Since the events of the past few weeks and those of Sunday, March 3, in particular, we have not acted accordingly. In response to the defacement of a few posters and the alleged sighting of an isolated figure in Ku Klux Klan regalia, we have cancelled classes, held rallies and had our stories publicized as far and wide as The New York Times and The Guardian. We have made impossible demands of President Krislov and any other authority figures within shouting distance for a community devoid of hate, bias or indeed any direct evidence of the oppression that we have banished to distant and not-so-distant corners of the globe. We have even gathered in view of a CNN camera, interrupting President Krislov’s efforts to balance the College’s alarmism with the wider world’s facepalming, to fill a portion of Oberlin’s moment in the international spotlight with the chant of “no bullshit.”

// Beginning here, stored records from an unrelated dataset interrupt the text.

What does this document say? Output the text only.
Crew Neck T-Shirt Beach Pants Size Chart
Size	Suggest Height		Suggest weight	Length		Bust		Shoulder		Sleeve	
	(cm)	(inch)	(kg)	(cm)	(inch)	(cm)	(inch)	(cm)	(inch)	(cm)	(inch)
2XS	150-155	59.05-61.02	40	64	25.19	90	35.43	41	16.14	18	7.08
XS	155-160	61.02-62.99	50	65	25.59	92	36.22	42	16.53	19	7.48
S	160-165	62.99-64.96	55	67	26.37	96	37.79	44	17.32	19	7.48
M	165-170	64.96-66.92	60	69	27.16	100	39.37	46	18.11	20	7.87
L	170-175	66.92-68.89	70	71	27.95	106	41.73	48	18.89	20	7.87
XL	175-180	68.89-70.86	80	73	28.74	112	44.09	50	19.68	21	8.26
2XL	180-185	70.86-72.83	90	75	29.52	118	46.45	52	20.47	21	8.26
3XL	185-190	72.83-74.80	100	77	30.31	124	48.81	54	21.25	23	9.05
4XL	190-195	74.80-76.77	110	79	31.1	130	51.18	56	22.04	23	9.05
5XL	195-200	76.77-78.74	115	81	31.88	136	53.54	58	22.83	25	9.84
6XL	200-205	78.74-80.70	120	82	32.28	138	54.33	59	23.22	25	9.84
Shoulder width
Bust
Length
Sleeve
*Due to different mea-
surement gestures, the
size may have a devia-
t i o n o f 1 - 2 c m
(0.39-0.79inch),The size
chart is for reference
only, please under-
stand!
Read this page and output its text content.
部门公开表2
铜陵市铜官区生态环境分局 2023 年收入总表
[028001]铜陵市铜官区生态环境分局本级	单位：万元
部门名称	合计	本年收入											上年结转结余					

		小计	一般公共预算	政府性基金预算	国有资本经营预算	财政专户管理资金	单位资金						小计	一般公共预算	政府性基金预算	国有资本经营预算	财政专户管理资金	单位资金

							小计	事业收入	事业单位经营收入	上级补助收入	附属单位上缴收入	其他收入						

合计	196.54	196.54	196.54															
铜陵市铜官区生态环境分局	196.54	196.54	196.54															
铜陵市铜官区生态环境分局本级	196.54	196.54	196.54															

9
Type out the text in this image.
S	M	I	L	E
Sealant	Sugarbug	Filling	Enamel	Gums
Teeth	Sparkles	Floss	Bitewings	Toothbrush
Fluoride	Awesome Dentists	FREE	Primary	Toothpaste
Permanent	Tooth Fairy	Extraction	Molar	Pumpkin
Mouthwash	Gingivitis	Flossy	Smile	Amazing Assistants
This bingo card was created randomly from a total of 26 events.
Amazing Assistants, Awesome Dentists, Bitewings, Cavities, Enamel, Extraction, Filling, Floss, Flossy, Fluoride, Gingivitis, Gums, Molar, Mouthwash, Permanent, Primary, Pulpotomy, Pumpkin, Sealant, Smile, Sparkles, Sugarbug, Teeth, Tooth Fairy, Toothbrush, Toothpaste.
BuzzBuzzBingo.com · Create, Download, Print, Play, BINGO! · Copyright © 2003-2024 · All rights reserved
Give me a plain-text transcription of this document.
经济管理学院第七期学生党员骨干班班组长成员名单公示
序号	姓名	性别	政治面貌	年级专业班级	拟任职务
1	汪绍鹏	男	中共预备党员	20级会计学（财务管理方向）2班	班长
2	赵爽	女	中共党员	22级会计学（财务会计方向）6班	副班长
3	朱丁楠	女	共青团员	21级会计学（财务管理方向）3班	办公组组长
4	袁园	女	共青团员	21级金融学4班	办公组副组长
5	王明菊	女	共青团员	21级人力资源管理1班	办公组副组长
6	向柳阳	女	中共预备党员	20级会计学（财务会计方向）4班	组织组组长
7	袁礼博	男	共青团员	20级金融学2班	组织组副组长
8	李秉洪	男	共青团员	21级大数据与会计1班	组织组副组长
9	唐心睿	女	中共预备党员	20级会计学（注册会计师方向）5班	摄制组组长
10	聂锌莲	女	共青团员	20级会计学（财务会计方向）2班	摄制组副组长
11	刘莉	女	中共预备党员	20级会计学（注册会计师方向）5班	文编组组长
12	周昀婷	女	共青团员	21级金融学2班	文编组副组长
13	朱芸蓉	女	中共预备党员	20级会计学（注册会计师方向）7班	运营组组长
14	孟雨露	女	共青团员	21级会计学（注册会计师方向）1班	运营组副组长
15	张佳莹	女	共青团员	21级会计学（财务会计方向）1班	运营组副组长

None of this is to say that fear and outrage are not a legitimate emotional responses to events such as those of the past few weeks; emotions are not appropriate objects for the judgment of legitimacy or illegitimacy in any case. But our education at Oberlin is supposed to be training us to balance feelings like fear and outrage with a more rigorous understanding of the world and to act in accordance with this understanding rather than reacting to whichever emotional traumas happen to be closest to our immediate personal experience. Indeed, conditioning ourselves to reflexively adopt such an academic worldview is central to the justification for locking ourselves away in the cloistered confines of the ivory tower to begin with.
The absence of such a worldview at Oberlin over the last few weeks, or at least its scant impact on our day-to-day decisions, has been sorely disappointing. On an intellectual level, students and administrators alike have attached the label “bias-based” to recent events, implying that bias is not a cognitive process inherent to each and every one of us but a character flaw in deviant individuals that warps their views into safely censorable il- legitimacy. On a material level, the March 4 rally took place on Wilder Bowl out of reach for community members on the College’s much-maligned No Trespass list, and (as advertised in last week’s Review) supplies for the rally in “solidarity” with the oppressed were obliviously purchased at the one-stop shop for social irresponsibility — Walmart. On an ideological level, the campus has seemed to ignore the implications of demanding a cancellation of classes in memory of past movements whose student members’ most recurring response to far worse suppression of academic thought was a demand not to postpone their socially minded academic studies but to continue them.
As eager as we often are to brand ourselves with the label “radical,” Oberlin College would do well to internalize the fundamental radical principle of defining real-world phenomena based not just on their outward identities but on their internal contradictions and material opposites. By responding so disproportionately to oppression at Oberlin as opposed to the wider world, we are implicitly endorsing the relationship between the oppressors within our bubble and the oppressed without. If our only show of solidarity is to declare this college a safe space free of hatred, all we are doing is banishing hatred to unsafe spaces in other parts of the world where we don’t care to tread. The fault, dear Oberlin, is not in our bigoted vandals but in ourselves.